Oder aber man sucht nach Erklärungen, um besser mit der Kluft leben zu können, gerade wenn man auf der weniger begünstigten Seite steht. Carriero verweist auf andere Forschungsergebnisse, die zeigen: Wo die Ungleichheit besonders groß ist, scheint auch der Glaube sehr verbreitet zu sein, es mit eigener Leistung nach oben schaffen zu können. Wenn die Ärmeren sich als die Millionäre von morgen sehen, verkneifen sie sich lieber die gleichmacherischen Impulse. Höhere Steuern für die Reichen zu fordern käme in einer solchen Kultur dem Eingeständnis eigenen Scheiterns gleich.
Ob dieser Glaube berechtigt ist, steht auf einem ganz anderen Blatt: Manche Ökonomen weisen daraufhin, dass die Aufstiegschancen in ungleichen Ländern nicht etwa größer, sondern sogar geringer sind .
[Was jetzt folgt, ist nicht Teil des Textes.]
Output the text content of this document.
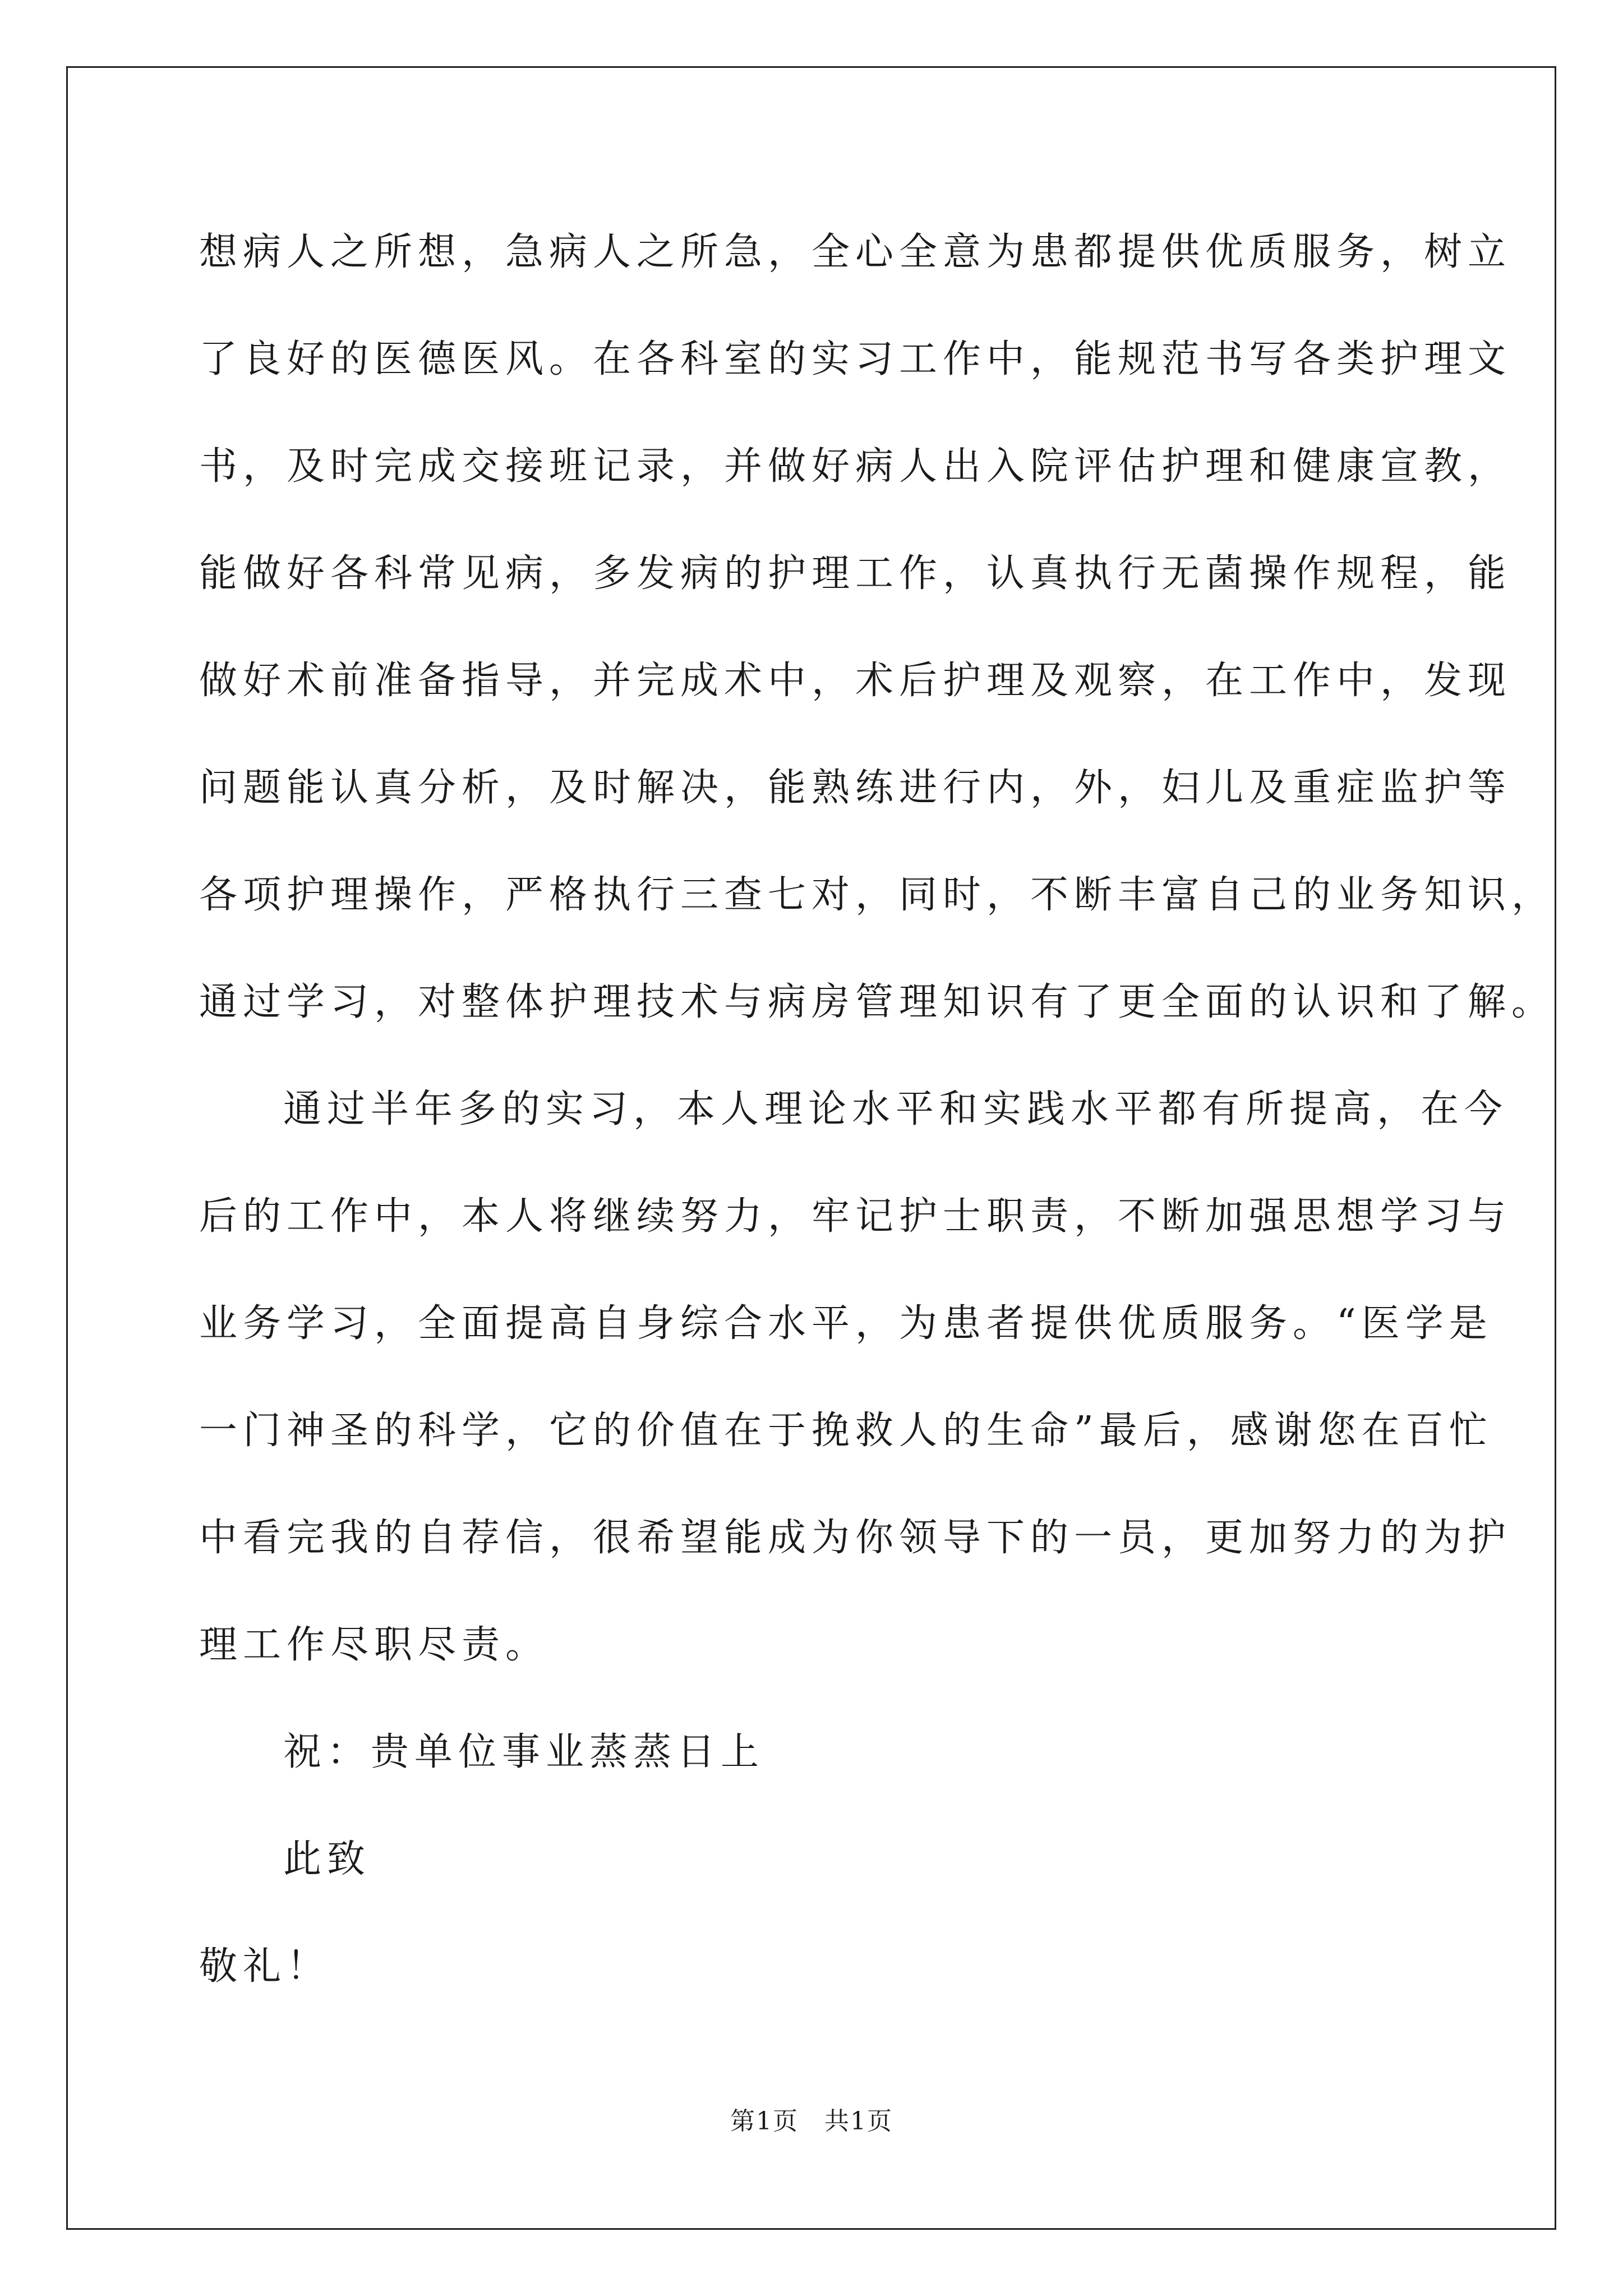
想病人之所想，急病人之所急，全心全意为患都提供优质服务，树立
了良好的医德医风。在各科室的实习工作中，能规范书写各类护理文
书，及时完成交接班记录，并做好病人出入院评估护理和健康宣教，
能做好各科常见病，多发病的护理工作，认真执行无菌操作规程，能
做好术前准备指导，并完成术中，术后护理及观察，在工作中，发现
问题能认真分析，及时解决，能熟练进行内，外，妇儿及重症监护等
各项护理操作，严格执行三查七对，同时，不断丰富自己的业务知识，
通过学习，对整体护理技术与病房管理知识有了更全面的认识和了解。
通过半年多的实习，本人理论水平和实践水平都有所提高，在今
后的工作中，本人将继续努力，牢记护士职责，不断加强思想学习与
业务学习，全面提高自身综合水平，为患者提供优质服务。“医学是
一门神圣的科学，它的价值在于挽救人的生命”最后，感谢您在百忙
中看完我的自荐信，很希望能成为你领导下的一员，更加努力的为护
理工作尽职尽责。
祝：贵单位事业蒸蒸日上
此致
敬礼！
第1页　共1页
Wo der Graben besonders tief ist, ist es auch besonders schwer, ihn zu überwinden. Ökonom Milanovic sieht im Aufstiegsglauben denn auch eher eine nützliche Lüge: "Ein wichtiger Bestandteil des falschen Bewusstseins ist ein übertriebener Glaube an die soziale Aufwärtsmobilität", schreibt er. Gerade Menschen mit geringen Einkommen überschätzten die Möglichkeit, es nach oben zu schaffen.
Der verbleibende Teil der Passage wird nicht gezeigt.